By referencing the querencia—a metaphysical concept in the Spanish language related to the bullfighting arena—Kathryn stakes out what she foresees as the families’ last stand (and, by extension, America’s last stand). The term querencia comes from the Spanish verb querer, which means "to desire." In bullfighting, the term refers to how a bull may stake out his querencia, a certain part of the bull ring where he feels strong and safe. Kathryn argues that—if the families stick together and fight the fracking company—they might be able to save their farms; i.e., their querencia. It’s a strong metaphor in an already bracing script co-written by Lyons and Kelsey Goldberg that uses smart character development to advance the narrative. If—as Kathryn suggests to Christina—that her aptitude for photography is intimately connected to the land of her upbringing, the intrinsic critique is that she might lose the fount of her creativity by moving away. 

Further, staging a scene at a demolition derby, the writers create a tense sense that a collision is about to happen, exactly like a broadside car accident; but—as Uruguayan author Eduardo Galeano has poignantly proposed—there is no such thing as a car “accident.” Instead, Galeano suggests they be called “consequences”. Concomitantly, it is no “accident” that vehicular emissions are ushering in global warming; that environmental disaster is yet another consequence of our culture’s misguided reliance on fossil fuels. 

Integrated naturalistic performances by the ensemble enhance the script and demonstrate that disaster does, indeed, ride on fear. A year after George leases his farmland to fracking, the land shifts—seeping poisons and a parasitic hazard into the water table—and the water becomes the transformative agent that provides the horror of the film’s final quarter. Earlier, I mentioned how Adrienne Barbeau’s performance revealed a maturation of her craft, but—allegiant to the excesses of genre—Barbeau bravely satisfies her fans by being the member of the cast who we witness transform into something that looks like a potato that has been left in a root cellar too long. This horrid physical transformation coupled with (or, again, as the consequence of) hallucinatory psychosis induced by the parasitic water and polluted air introduce a vagueness to this cautionary tale. Are these physical transformations actually happening or are they being imagined? I’m not sure it really matters. The horror is visualized. Through cross-cut edits certainties are unmoored in Unearth and physical trauma is layered upon and conflated with psychological trauma, compounding both. 

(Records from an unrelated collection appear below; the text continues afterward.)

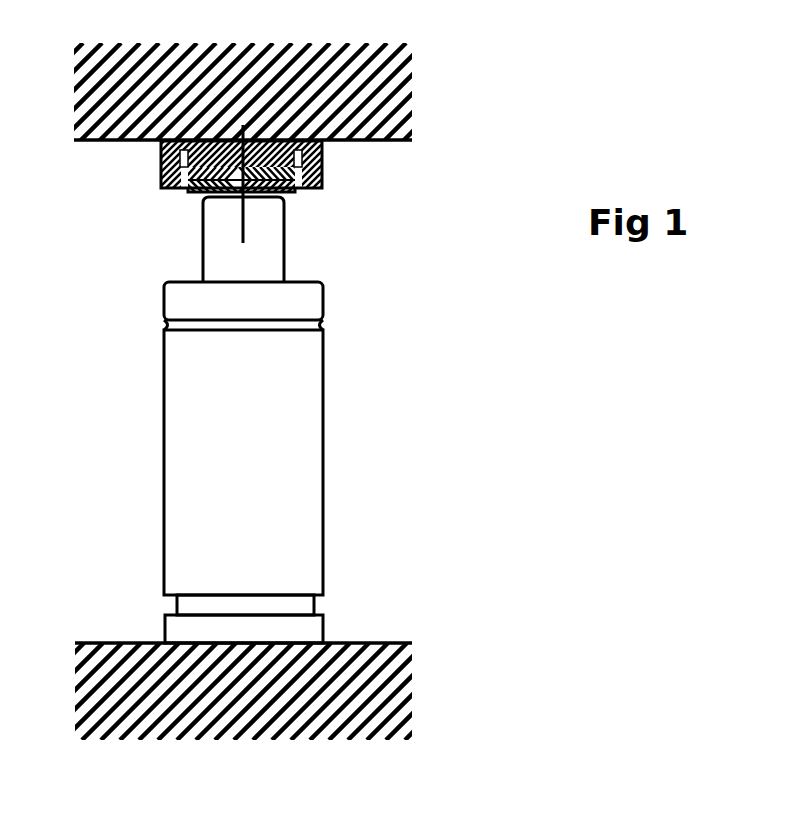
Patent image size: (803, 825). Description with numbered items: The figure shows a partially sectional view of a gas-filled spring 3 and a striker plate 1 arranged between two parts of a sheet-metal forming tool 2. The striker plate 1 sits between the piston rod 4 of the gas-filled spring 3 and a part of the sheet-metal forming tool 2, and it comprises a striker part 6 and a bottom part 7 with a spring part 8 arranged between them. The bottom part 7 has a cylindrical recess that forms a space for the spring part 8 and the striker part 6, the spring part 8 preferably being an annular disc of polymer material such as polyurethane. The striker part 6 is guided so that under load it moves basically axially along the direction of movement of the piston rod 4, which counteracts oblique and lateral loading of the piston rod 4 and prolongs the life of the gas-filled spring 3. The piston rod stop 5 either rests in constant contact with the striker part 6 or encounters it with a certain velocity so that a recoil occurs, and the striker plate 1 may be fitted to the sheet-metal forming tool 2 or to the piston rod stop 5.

The striker plate 1 is at (263, 207).
The sheet-metal forming tool 2 is at (436, 87).
The gas-filled spring 3 is at (420, 342).
The piston rod 4 is at (262, 259).
The piston rod stop 5 is at (257, 201).
The striker part 6 is at (192, 197).
The bottom part 7 is at (162, 160).
The spring part 8 is at (164, 173).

Although scholars of folklore discount as baseless the speculation that the childhood rhyme “Ring Around the Roses” references the Great Plague of England (1665), it is a presumption that has gained popularity since after World War II. Monica Wyche’s character Aubrey Dolan mutters the jingle several times under her breath as water poisoned by fracking begins to sicken the two families. In a scene where Aubrey is rinsing an infected wound on her hand, she begins to sing the jingle. It’s perhaps no more than a curious coincidence that—in March of this year, during the early stages of the COVID-19 pandemic in the United Kingdom—the British current affairs news magazine Private Eye jokingly proposed that the traditional rhyme was the "ideal choice" of song to accompany hand-washing in order to ward off infection. It’s scriptural touches like this that make Unearth such an interesting film, leaving viewers with questions and thoughts hovering like gas fumes over poisoned cornfields, and adding menace to the simple act of harvested produce being transported to market. The film’s final shadow-dappled image proves disquieting.  

Unearth has an encore live screening at Fantasia on Sunday, August 30, before serving as the Opening Night film for Germany's Hard:line Film Festival on September 23. With its first screening at Fantasia, Unearth secured international representation by the Paris-based sales company Reel Suspects. The filmmakers retain domestic rights. Photos courtesy of Unearth Film LLC.